Happily, the spirit of Chinese cinema refuses to be squelched, and the atmosphere surrounding it may now be improving. ``Farewell My Concubine'' has been approved for release after a small amount of editing, albeit with a warning from censors that they are not reducing their vigilance toward future films.
And a healthy number of Chinese filmmakers keep working vigorously despite the bureaucratic obstacles they are liable to confront with each project.
This was demonstrated anew at last month's Montreal World Film Festival, which presented no fewer then seven movies listed as Chinese productions or coproductions. Among them were at least two that deserve high praise: ``Farewell My Concubine,'' having its first North American screenings, and Xie Fei's exquisite drama The Women From the Lake of Scented Souls, which came to Montreal after winning the Berlin festival's top award.
The quality that links these movies most closely is a vivid sense of Chinese historical evolution. ``Farewell My Concubine'' examines this on a grand scale, using the careers of two opera stars as a vehicle for tracing Chinese life from the 1920s through the 1970s.
The film's first hour concentrates on experiences under the old feudal system, showing how the chance for artistic training serves as both a difficult burden and a promising opportunity for the young protagonists. The second hour becomes more melodramatic as one of the main characters falls in love with a beautiful but dissolute woman, sparking an emotionally complex rivalry with his partner. The final portion of the film takes place during the Cultural Revolution, when art and ideology become inextricably mingled.
Of the movie's three main sections, the first and third are the strongest, using personal and cultural events to illuminate broad social and historical issues. The middle hour is less brilliant.

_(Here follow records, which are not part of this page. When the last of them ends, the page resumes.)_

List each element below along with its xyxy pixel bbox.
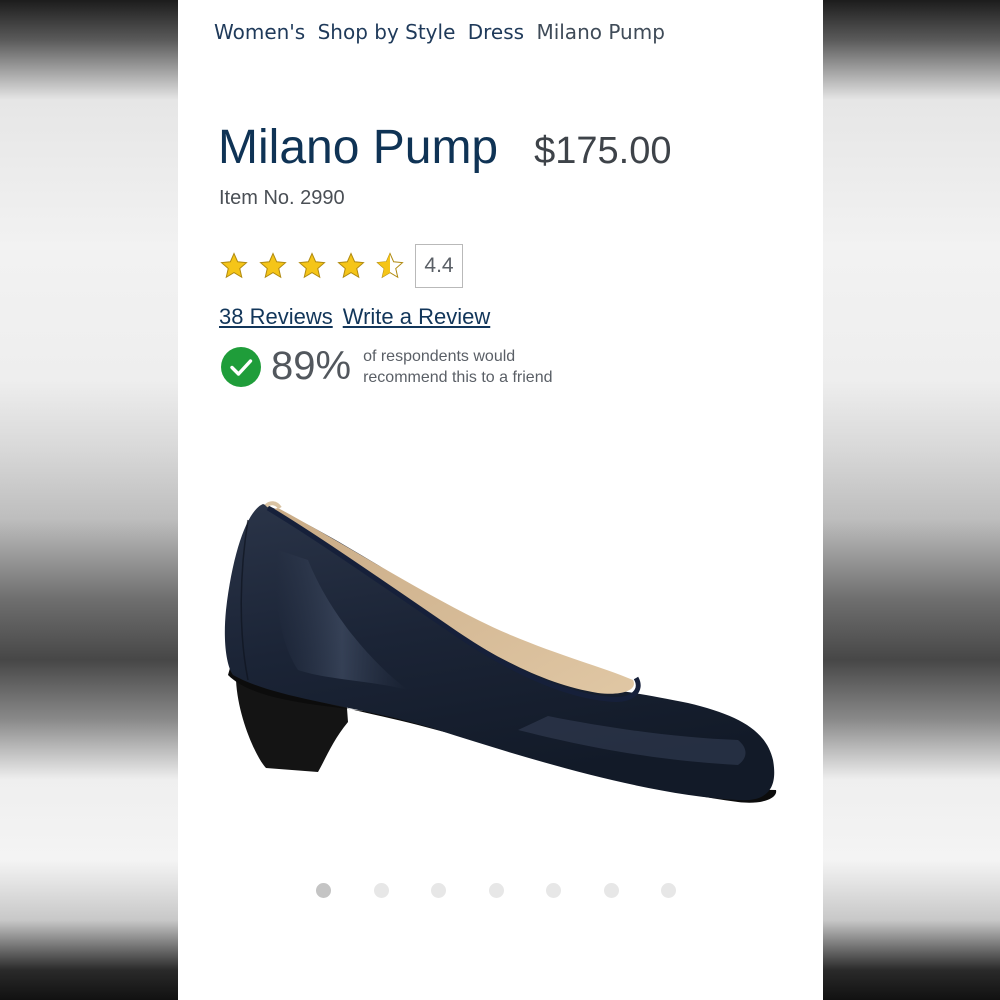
star-half-icon: [376, 252, 404, 279]
breadcrumb-item-shop-by-style[interactable]: Shop by Style: [318, 20, 456, 44]
blurred-background-left: [0, 0, 178, 1000]
page-title: Milano Pump: [218, 121, 499, 174]
screenshot-frame: Women's Shop by Style Dress Milano Pump …: [0, 0, 1000, 1000]
star-icon: [337, 252, 365, 279]
star-icon: [259, 252, 287, 279]
recommend-percent: 89%: [271, 344, 352, 388]
recommend-summary: 89% of respondents would recommend this …: [221, 344, 552, 389]
product-price: $175.00: [534, 130, 672, 172]
carousel-dot-4[interactable]: [488, 883, 504, 898]
reviews-count-link[interactable]: 38 Reviews: [219, 304, 333, 330]
title-row: Milano Pump $175.00: [218, 120, 672, 175]
carousel-dot-1[interactable]: [316, 883, 331, 898]
blurred-background-right: [823, 0, 1000, 1000]
carousel-dot-7[interactable]: [661, 883, 676, 898]
carousel-dot-3[interactable]: [431, 883, 446, 898]
rating-value-box: 4.4: [415, 244, 463, 288]
review-links: 38 Reviews Write a Review: [219, 304, 500, 330]
carousel-dots: [316, 883, 719, 898]
recommend-text: of respondents would recommend this to a…: [363, 346, 552, 388]
star-icon: [298, 252, 326, 279]
write-review-link[interactable]: Write a Review: [343, 304, 491, 330]
item-number: Item No. 2990: [219, 187, 345, 209]
rating-row[interactable]: 4.4: [219, 244, 463, 288]
carousel-dot-6[interactable]: [603, 883, 619, 898]
breadcrumb-current: Milano Pump: [536, 20, 665, 44]
breadcrumb-item-womens[interactable]: Women's: [214, 20, 305, 44]
breadcrumb: Women's Shop by Style Dress Milano Pump: [214, 20, 671, 44]
carousel-dot-2[interactable]: [373, 883, 389, 898]
carousel-dot-5[interactable]: [546, 883, 561, 898]
star-icon: [220, 252, 248, 279]
recommend-text-line1: of respondents would: [363, 347, 516, 365]
check-circle-icon: [221, 346, 261, 387]
product-page: Women's Shop by Style Dress Milano Pump …: [178, 0, 823, 1000]
breadcrumb-item-dress[interactable]: Dress: [468, 20, 524, 44]
shoe-image[interactable]: [218, 490, 788, 850]
recommend-text-line2: recommend this to a friend: [363, 368, 553, 386]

This is a minor quarrel with a major film, however - directed by Chen with extraordinary energy, and superbly acted by a talented cast including the magnetic Gong Li, known for her starring roles in Zhang's most exciting movies.
``The Women From the Lake of Scented Souls'' is more intimate and even more stirring. It takes place in a provincial village where a sesame-oilmaker is thrilled to learn that a wealthy Japanese woman wants to invest in her operation, upgrading its technology and increasing its output.
Another story line deals with the oilmaker's son, beset with mental and physical ailments, and with a young woman who is forced - through a financial debt - into becoming the man's wife.
At first, the film's two narrative lines appear to be unrelated except for their occurrence in the same village. But the movie's unity soon becomes apparent, since all of its elements are connected to the difficulties of adapting to a modern style of living - and more specifically, the impossibility of simply erasing the social and psychological habits that dominated premodern life for centuries.
On a social level, the townspeople think foreign investment and improved equipment will bring them squarely into the modern age, but they learn that progress is a less dramatic process than they'd hoped.
On a personal level, the sesame-oilmaker remembers with desperate grief how she was sold into marriage under the old society. She utterly fails to recognize that her money-based scheme to acquire a daughter-in-law is merely an updated version of the same sad scenario. She eventually sees the error of her plan and decides to reverse it, but it's clear to everyone that damage has been done and any correction will be hopelessly inadequate.
Directed and edited by Xie with uncommon thoughtfulness and sensitivity, ``The Women From the Lake of Scented Souls'' deserves a worldwide audience.
Also on view at Montreal was Consuming Sun, a Chinese production by John Zhang, who emigrated to the United States a few years ago. The film is a fictionalized biography of Mai Kebo, a Chinese author who received his education in Japan and later - during the violent confusion of the World War II era - was forced to become an interpreter for the Japanese armed forces.
The movie gives Mai a variety of reasons for accepting his collaborationist position, yet holds him morally responsible for his decisions.
The images are too static and the narrative too disjointed for the film to be called a complete success. It has strong moments, however, and affords a vivid lesson in Asian history.